Solo la poesia, animata dall’Immagine mitica, può evocare-invocare la verità senza nominarla, perché nominarla è perderla; la parola-che-dice, in cui si vide il “trionfo” della ragione astrattiva, rese astratta, relegandola nel dimenticatoio, l’esperienza rimemorativa profonda di una “verità” messa in opera dall’interiorizzazione dell’immagine mitica, trasmutativa dell’interiore in una coscienza superiore, ed efficace per questo anche al livello politico.                                                        L’operazione con cui si credette di politicizzare la verità, la sua verbalizzazione concettuale, fu probabilmente quella con cui se ne alienò l’esperienza e il potenziale reale. L'essere stesso, e l'ontologia che ne derivò, è già frutto della ragione errabonda. Le stesse celebri "parole prime", di cui l'"essere" fa parte, frutto del tentativo di politicizzazione della sapienza, sono già l'incipit della razionalizzazione obliante del mistero e del suo manifestarsi, il mito.                                                                   E qui trovo il momento per una considerazione da rivolgere a Sandro Angelucci, relativa al passo finale del suo sentito commento al mio precedente articolo: vedi, Sandro caro, c’è e come un problema di sterilità della parola – e il nichilismo di Gorgia già riflette questa condizione. In questo mi sento costretto a non perdere di vista l’ammonimento di Gesù di Nazareth sull’abisso che separa “parola vivente” e “lettera morta”. Se si perde il contatto interiore con il mistero che genera e vivifica la parola, è qui che non sappiamo più cosa diciamo e facciamo. Il caos parolaio nel quale è annegata da tempo la nostra “pubblicistica” non ci avvisa di questo errare nel nulla? Solo i poeti e i profeti, abitati dal dio, possono creare parole vere e vive; ma quando accade questo? Come possiamo accorgercene?                                                                            

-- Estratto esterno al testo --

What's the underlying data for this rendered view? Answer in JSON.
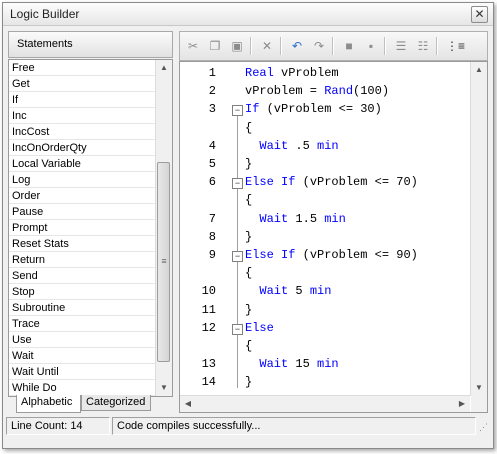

Quando un'operazione di recupero rinnovante si impone necessaria, una componente fondamentale è il togliere di mezzo i luoghi comuni, pantano di ristagno dell'acqua corrente. Forse uno di quelli più perpetuati è quello che attribuisce ufficialmente a Talete di Mileto l'inizio della filosofia. L’affermazione è di Aristotele, con l’aggiunta che secondo Talete il principio delle cose è l’acqua. Da sempre si è tentato di capire perché tale sentenza dovesse dare inizio alla filosofia, ma oggi l’ipotesi più sostenuta è che essa non appartenga a Talete ma sia un’interpretazione fisicista di Aristotele.  Cadrebbe pure la paternità, perché la prospettiva dei princìpi fisico-materiali venne estesa anche ai successori del milesio, appunto i “fisici”. La stessa dottrina “ilozoista” sembra rifarsi ad una lettura hegeliana che sovrappose il parametro dialettico per inquadrarvi in un sistema il periodo del pensiero greco, perché non ci sono fonti che attribuiscono chiaramente a Talete tale argomentazione. Si è giunti così ad una radicale contestazione di merito sull’etichetta materialista che Aristotele pose sull’epoca sapienziale, perché i sapienti, tanto i mitici più antichi quanto i “presocratici” che crearono le parole prime,  non erano “fisici” se non in riferimento all’interrogativo sulla Physis. Si indaga sulla possibile lettura di un rapporto di Talete con la figura di Apollo Delfinio, dio marino venerato a Mileto sin da epoca arcaica, e sulla possibile derivazione dall’Egitto dell’identificazione tra Osiride e l’elemento acqueo.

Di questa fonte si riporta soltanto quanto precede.